Our main bathroom had a chrome vanity bar with three globe bulbs mounted above a large unframed mirror. The light it produced was technically adequate and aesthetically 2004. I wanted to change it without spending money on anything that required a contractor.
Budget: $180. Result: a bathroom that looks like we chose things on purpose.

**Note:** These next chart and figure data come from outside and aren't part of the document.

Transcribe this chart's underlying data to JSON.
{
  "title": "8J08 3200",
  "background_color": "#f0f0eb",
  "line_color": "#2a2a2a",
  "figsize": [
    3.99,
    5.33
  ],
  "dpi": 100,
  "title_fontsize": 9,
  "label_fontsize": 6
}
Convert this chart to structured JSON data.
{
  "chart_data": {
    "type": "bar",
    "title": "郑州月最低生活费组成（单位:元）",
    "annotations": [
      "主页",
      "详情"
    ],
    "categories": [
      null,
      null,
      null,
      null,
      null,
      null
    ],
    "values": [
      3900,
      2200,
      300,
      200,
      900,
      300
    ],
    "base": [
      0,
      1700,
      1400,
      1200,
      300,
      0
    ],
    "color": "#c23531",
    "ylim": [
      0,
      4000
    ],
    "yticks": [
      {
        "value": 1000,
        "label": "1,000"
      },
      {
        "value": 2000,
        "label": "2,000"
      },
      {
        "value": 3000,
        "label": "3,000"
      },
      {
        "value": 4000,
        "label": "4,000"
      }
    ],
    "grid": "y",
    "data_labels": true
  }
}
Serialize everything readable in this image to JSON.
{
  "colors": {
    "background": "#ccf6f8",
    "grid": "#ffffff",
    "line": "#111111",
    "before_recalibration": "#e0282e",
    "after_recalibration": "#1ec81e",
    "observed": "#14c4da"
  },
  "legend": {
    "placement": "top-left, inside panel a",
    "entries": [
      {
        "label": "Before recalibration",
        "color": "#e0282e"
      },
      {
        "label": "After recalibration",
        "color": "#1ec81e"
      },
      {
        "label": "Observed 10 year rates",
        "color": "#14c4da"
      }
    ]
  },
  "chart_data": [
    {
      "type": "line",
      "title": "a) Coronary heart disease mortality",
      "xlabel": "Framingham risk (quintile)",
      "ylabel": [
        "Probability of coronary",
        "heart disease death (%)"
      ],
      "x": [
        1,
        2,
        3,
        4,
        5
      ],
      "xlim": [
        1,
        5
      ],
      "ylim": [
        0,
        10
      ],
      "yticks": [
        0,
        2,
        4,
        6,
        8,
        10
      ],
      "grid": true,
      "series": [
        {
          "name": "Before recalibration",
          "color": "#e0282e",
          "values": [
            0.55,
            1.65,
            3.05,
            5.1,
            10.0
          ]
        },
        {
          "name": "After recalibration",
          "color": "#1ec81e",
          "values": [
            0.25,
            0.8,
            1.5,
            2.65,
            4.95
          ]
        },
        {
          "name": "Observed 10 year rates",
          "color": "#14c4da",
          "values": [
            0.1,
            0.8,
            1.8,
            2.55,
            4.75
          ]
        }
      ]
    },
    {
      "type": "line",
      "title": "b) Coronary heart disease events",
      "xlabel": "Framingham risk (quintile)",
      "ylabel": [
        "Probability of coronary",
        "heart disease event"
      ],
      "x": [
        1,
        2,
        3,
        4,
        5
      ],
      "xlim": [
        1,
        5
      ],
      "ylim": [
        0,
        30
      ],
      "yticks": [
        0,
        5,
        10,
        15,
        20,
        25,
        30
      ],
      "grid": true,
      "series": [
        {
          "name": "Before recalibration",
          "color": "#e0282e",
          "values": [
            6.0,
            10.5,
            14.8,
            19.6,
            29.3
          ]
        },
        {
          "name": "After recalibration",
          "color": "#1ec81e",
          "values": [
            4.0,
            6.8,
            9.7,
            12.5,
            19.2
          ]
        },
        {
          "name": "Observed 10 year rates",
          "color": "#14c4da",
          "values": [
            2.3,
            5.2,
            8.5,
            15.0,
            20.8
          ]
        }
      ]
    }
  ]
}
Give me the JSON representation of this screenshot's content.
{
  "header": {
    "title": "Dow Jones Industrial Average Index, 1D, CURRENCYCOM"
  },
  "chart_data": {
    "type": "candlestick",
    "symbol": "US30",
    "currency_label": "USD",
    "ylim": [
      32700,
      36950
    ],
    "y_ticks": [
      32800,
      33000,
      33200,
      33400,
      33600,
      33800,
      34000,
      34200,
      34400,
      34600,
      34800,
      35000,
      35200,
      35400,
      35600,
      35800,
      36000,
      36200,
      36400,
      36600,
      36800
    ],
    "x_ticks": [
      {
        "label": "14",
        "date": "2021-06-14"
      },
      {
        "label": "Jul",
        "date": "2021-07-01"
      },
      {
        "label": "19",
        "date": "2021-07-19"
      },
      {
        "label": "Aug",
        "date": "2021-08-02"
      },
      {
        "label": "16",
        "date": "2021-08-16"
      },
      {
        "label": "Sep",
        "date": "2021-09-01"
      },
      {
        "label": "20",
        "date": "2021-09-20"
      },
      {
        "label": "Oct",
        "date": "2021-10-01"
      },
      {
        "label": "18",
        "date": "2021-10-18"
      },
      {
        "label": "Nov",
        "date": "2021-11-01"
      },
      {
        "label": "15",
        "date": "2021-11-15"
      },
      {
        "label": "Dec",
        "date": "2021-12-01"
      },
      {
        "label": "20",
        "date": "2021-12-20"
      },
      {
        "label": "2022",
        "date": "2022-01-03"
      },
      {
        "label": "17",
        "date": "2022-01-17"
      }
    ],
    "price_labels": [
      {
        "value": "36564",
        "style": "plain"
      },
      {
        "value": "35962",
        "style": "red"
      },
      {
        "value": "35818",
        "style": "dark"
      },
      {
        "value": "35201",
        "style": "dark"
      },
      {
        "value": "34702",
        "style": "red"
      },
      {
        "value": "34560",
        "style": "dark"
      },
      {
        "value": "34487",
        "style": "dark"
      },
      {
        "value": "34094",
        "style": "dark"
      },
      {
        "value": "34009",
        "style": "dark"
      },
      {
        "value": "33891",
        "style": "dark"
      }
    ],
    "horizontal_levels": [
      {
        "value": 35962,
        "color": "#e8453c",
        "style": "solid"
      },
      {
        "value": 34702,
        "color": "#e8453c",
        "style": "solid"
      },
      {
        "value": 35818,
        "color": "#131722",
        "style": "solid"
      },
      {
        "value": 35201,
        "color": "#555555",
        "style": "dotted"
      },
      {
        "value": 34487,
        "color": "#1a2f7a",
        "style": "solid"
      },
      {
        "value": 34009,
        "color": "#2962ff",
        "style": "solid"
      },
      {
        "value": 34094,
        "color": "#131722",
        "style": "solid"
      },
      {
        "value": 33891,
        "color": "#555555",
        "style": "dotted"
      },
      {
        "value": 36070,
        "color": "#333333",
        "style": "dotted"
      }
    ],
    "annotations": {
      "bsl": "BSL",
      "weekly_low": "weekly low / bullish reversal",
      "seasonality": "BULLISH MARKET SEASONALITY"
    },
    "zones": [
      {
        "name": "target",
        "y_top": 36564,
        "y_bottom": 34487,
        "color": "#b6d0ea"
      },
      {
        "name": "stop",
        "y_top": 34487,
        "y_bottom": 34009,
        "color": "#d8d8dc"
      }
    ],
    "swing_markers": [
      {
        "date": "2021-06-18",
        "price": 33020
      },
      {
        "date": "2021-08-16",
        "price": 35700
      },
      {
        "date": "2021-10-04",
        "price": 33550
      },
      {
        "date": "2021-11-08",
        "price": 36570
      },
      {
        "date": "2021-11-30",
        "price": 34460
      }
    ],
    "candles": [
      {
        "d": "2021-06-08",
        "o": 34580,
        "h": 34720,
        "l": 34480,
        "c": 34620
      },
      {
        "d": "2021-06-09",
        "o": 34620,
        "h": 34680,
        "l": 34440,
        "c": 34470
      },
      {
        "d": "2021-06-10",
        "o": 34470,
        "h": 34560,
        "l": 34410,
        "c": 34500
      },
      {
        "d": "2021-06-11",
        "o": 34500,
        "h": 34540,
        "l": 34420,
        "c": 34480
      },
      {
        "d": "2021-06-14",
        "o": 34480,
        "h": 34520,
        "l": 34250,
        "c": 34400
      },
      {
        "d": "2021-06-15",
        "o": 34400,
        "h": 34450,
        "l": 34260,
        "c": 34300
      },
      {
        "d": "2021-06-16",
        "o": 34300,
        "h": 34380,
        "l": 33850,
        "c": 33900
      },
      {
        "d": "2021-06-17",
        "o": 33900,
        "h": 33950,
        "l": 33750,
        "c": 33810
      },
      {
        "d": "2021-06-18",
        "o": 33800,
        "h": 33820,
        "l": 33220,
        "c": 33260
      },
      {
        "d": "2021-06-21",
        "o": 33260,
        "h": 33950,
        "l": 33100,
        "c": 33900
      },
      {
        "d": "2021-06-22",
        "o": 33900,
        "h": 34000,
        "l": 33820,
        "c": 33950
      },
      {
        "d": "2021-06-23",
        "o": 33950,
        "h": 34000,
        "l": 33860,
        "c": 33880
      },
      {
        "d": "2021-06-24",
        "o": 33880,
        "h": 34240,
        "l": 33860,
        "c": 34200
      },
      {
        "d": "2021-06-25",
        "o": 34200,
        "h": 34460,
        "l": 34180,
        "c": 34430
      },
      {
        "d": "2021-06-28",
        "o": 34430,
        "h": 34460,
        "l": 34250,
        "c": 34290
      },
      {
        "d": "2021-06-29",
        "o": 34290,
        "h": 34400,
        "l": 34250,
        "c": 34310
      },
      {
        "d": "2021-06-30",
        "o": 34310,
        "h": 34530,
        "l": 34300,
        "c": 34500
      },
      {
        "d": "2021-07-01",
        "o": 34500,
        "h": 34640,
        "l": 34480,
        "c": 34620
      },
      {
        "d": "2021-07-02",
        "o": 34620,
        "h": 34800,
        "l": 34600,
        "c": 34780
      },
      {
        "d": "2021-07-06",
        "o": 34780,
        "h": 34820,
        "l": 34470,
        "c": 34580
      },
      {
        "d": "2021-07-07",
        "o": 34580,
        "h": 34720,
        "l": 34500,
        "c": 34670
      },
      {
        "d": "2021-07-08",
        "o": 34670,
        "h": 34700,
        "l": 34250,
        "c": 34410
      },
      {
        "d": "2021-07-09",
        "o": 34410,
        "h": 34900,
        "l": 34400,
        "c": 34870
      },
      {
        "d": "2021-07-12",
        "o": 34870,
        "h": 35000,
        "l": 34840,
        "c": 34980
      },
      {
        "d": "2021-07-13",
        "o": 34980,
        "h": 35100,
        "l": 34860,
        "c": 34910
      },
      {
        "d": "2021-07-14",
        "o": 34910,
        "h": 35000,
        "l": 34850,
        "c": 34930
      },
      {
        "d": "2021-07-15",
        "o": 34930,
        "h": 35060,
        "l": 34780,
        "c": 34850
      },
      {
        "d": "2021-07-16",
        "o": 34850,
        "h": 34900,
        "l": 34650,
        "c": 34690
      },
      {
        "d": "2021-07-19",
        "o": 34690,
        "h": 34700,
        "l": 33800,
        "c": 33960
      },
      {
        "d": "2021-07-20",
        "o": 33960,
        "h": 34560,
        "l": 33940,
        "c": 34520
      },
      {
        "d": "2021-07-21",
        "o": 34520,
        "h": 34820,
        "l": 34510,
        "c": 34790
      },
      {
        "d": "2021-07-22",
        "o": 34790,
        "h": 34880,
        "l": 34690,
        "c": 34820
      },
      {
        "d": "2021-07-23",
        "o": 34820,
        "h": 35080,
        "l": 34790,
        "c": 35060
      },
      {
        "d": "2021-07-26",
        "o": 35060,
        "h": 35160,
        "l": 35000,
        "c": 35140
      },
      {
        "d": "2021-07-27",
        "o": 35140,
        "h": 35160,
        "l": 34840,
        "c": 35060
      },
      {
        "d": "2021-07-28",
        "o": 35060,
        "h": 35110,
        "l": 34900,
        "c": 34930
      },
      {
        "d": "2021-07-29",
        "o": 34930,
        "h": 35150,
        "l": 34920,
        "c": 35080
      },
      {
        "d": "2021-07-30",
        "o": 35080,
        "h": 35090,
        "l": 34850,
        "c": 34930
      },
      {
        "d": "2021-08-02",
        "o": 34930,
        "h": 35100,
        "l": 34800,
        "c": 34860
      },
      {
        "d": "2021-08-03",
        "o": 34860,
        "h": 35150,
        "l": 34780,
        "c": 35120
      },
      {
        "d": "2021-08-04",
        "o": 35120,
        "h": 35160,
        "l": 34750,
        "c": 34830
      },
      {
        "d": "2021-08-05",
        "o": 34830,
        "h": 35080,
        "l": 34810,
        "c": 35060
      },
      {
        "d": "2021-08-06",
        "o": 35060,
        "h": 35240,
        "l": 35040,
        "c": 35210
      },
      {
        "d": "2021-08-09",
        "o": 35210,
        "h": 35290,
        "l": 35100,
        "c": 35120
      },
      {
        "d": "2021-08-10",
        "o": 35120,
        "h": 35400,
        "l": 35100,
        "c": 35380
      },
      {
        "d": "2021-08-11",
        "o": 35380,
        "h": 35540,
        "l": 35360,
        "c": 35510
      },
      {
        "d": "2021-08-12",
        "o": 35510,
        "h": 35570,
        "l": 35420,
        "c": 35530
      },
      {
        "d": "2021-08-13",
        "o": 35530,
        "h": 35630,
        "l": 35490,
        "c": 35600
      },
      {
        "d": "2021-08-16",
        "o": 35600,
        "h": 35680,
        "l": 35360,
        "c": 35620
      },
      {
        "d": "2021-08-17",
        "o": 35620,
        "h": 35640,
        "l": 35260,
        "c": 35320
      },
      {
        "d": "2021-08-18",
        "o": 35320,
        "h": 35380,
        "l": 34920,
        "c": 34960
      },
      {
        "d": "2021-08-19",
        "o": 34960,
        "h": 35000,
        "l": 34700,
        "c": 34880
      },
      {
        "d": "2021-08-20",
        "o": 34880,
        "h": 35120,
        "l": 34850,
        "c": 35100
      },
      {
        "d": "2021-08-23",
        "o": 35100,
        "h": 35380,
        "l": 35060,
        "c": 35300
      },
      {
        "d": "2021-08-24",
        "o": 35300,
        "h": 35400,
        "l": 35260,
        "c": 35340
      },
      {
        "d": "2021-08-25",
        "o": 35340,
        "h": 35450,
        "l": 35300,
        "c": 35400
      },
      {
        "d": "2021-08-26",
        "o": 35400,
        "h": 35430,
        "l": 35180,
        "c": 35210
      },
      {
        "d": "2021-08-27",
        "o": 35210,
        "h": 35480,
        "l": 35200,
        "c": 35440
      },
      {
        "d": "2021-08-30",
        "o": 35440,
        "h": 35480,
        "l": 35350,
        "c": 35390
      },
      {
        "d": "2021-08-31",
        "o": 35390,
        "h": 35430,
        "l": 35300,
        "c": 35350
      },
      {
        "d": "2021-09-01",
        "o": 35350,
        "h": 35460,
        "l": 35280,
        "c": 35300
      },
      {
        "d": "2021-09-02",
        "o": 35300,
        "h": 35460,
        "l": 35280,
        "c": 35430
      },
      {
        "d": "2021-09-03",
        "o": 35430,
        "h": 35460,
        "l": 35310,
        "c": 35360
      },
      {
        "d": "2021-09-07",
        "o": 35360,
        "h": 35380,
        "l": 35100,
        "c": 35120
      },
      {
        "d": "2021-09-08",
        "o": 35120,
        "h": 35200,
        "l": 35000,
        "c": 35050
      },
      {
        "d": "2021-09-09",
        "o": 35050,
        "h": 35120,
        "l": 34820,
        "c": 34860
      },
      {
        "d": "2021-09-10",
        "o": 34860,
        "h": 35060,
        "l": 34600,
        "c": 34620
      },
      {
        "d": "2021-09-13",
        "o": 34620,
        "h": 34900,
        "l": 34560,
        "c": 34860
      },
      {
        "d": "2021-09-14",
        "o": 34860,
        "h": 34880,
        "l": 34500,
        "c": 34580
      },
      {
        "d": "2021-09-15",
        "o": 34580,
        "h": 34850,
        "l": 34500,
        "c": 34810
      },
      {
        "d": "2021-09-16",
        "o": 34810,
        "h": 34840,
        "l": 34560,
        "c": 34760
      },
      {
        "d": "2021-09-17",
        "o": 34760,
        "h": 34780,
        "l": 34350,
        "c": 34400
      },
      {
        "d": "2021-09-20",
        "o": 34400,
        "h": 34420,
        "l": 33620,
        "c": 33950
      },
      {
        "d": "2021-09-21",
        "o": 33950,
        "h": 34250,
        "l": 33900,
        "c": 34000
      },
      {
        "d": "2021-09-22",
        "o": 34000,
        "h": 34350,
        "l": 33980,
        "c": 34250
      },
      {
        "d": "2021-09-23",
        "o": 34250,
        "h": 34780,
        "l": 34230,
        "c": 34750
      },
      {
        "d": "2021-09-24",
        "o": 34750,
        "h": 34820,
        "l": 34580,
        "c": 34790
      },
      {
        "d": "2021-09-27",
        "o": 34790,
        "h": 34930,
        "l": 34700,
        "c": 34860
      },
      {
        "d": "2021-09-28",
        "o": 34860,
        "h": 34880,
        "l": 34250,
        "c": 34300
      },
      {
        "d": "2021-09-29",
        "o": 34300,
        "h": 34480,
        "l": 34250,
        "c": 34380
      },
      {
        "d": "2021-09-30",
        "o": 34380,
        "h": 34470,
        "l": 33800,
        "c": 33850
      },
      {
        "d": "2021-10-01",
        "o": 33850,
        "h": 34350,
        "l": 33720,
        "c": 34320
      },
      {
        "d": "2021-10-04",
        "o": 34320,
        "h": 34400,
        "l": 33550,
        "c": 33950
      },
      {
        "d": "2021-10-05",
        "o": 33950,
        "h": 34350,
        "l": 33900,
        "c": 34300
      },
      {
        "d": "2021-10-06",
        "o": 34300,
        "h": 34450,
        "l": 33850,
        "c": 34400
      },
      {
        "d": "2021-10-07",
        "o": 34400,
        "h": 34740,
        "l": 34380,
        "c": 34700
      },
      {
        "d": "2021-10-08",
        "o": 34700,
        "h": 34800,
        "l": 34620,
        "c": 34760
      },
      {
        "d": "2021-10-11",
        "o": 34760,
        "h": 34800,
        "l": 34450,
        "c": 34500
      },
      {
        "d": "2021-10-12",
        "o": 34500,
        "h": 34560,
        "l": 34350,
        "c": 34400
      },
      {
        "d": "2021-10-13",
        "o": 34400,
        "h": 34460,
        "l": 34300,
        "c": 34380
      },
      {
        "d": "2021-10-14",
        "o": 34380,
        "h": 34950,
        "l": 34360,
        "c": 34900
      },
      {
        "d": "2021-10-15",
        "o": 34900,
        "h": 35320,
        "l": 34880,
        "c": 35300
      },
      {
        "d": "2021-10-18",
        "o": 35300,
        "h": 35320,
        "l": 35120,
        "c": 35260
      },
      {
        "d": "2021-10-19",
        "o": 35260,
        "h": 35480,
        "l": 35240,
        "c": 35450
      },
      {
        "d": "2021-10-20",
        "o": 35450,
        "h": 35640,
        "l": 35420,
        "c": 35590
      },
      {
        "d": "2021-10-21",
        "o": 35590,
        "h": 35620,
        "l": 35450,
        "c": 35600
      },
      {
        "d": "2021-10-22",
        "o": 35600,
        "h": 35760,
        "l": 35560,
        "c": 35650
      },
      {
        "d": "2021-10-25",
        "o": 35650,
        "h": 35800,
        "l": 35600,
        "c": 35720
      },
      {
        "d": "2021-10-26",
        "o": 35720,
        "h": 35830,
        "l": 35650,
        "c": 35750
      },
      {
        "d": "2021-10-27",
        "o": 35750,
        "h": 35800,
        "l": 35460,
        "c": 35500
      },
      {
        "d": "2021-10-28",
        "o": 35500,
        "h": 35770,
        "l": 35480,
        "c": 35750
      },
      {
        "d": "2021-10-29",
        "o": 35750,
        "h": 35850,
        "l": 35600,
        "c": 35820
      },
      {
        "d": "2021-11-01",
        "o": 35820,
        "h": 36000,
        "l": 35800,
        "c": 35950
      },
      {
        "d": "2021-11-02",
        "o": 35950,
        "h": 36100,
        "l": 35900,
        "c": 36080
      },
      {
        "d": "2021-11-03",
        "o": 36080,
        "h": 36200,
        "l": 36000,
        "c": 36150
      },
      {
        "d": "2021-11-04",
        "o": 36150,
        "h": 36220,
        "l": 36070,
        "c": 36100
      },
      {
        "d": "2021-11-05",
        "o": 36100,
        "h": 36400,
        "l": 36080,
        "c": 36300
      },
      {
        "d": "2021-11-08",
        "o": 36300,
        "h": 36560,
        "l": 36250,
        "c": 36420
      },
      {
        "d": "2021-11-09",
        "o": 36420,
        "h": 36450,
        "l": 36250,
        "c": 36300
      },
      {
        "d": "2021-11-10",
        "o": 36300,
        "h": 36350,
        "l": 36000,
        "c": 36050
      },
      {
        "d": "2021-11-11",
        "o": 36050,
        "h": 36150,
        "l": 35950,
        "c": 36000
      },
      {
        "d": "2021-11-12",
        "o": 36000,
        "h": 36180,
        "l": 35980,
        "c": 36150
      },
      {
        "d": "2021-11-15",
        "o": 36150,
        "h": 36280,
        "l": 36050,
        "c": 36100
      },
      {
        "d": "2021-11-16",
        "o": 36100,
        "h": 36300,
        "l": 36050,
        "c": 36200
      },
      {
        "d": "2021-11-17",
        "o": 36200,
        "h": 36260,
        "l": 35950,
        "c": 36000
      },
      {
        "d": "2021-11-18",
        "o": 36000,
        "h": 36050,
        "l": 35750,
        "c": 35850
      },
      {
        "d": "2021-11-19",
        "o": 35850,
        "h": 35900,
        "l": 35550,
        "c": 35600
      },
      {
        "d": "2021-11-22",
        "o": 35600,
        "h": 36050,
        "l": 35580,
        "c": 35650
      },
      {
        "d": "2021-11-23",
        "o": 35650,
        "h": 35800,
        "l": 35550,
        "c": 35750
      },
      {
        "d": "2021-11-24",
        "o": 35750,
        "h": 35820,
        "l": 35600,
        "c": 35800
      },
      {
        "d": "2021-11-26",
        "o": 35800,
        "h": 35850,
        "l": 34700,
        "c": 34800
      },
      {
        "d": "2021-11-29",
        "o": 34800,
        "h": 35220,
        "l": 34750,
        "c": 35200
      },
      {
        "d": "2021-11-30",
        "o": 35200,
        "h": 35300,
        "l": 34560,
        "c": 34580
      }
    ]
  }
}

The Vanity Light Swap ($95)
I replaced the three-globe chrome bar with two matte black wall sconces, one on each side of the mirror, mounted at 62 inches from the floor. The side-mounted sconces meant running two new wires from the existing box — which sounds hard but is actually the kind of job YouTube teaches you to do in an afternoon with about $25 in wire and junction boxes.
The Mirror Swap ($85)
The unframed builder mirror came down (it was just adhesive-mounted — came right off with dental floss and patience). A black-framed rectangular mirror went up in its place, centered between the sconces. The frame connects the mirror to the sconce finish. The bathroom reads as designed rather than defaulted-to.
What Stayed
Everything plumbing-related: faucet, sink, toilet, shower. None of it is beautiful but none of it needed to be replaced. The lighting and mirror carried the entire visual update. When the plumbing eventually needs replacing it will be for function reasons, not because it looks bad in context of everything else.